Apple iLife, Opera Browser, OpenOffice, StarOffice & WordPress Vulnerabilities

• Apple iLife iPhoto Photocast XML "title" Format String Vulnerability - a vulnerability in iLIfe iPhoto, which potentially can be exploited by malicious people to compromise a user's system has been discovered by Kevin Finisterre.  Possible solution is do not follow or subscribe to untrusted links to Photocast feeds.
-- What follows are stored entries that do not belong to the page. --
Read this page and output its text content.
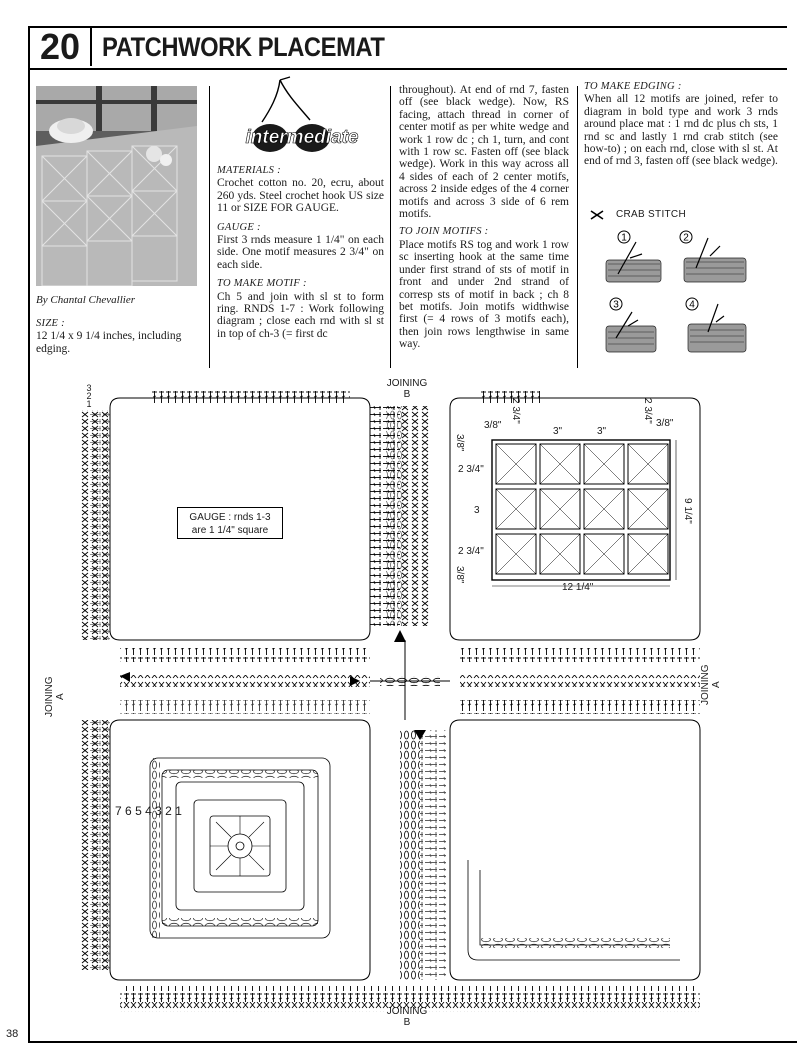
20 PATCHWORK PLACEMAT
By Chantal Chevallier
SIZE :
12 1/4 x 9 1/4 inches, including edging.
intermediate

MATERIALS :
Crochet cotton no. 20, ecru, about 260 yds. Steel crochet hook US size 11 or SIZE FOR GAUGE.

GAUGE :
First 3 rnds measure 1 1/4" on each side. One motif measures 2 3/4" on each side.

TO MAKE MOTIF :
Ch 5 and join with sl st to form ring. RNDS 1-7 : Work following diagram ; close each rnd with sl st in top of ch-3 (= first dc

throughout). At end of rnd 7, fasten off (see black wedge). Now, RS facing, attach thread in corner of center motif as per white wedge and work 1 row dc ; ch 1, turn, and cont with 1 row sc. Fasten off (see black wedge). Work in this way across all 4 sides of each of 2 center motifs, across 2 inside edges of the 4 corner motifs and across 3 side of 6 rem motifs.

TO JOIN MOTIFS :

Place motifs RS tog and work 1 row sc inserting hook at the same time under first strand of sts of motif in front and under 2nd strand of corresp sts of motif in back ; ch 8 bet motifs. Join motifs widthwise first (= 4 rows of 3 motifs each), then join rows lengthwise in same way.

TO MAKE EDGING :
When all 12 motifs are joined, refer to diagram in bold type and work 3 rnds around place mat : 1 rnd dc plus ch sts, 1 rnd sc and lastly 1 rnd crab stitch (see how-to) ; on each rnd, close with sl st. At end of rnd 3, fasten off (see black wedge).
CRAB STITCH
1	2
3	4
JOINING
B
B
JOINING
A	JOINING
A
3
2
1
7 6 5 4 3 2 1
GAUGE : rnds 1-3
are 1 1/4" square
3/8"
2 3/4"
3"	3"
2 3/4" 3/8"
3/8"
2 3/4"
3
2 3/4"
3/8"
9 1/4"
12 1/4"
38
Affected software is Apple iLife iPhoto 6.x.  View the advisory here.
• Opera Browser Two Vulnerabilities - Two vulnerabilities have been reported in Opera, which can be exploited by malicious people to compromise a user's system.  iDefense Labs discovered the vulnerabilities.  Solution is upgrade to latest version.  Advisory is here (Secunia) and Opera - here and then another here.
• OpenOffice WMF/EMF Processing Buffer Overflow Vulnerabilities - John Heasman has reported some vulnerabilities in OpenOffice, which can be exploited by malicious people to compromise a user's system.  Solution is apply fixes or upgrade to v2.1.0.  Advisory here.
• StarOffice WMF/EMF Processing Buffer Overflow Vulnerabilities - John Heasman has reported some vulnerabilities in StarOffice, which can be exploited by malicious people to compromise a user's system.  This is solved if you apply the patches.  View the advisory.
• WordPress User Account Enumeration Weakness - Kad has discovered a weakness in WordPress, which can be exploited by malicious people to identify valid user accounts.  Possible work-around is edit the source code to ensure that a single general error message is returned on a failed login or restrict access to the "wp-login.php" script (e.g. with ".htaccess").  Advisory here.
• A vulnerability has been reported in WordPress, which has unknown impacts but solved by upgrading to lastest version.  View the advisory here.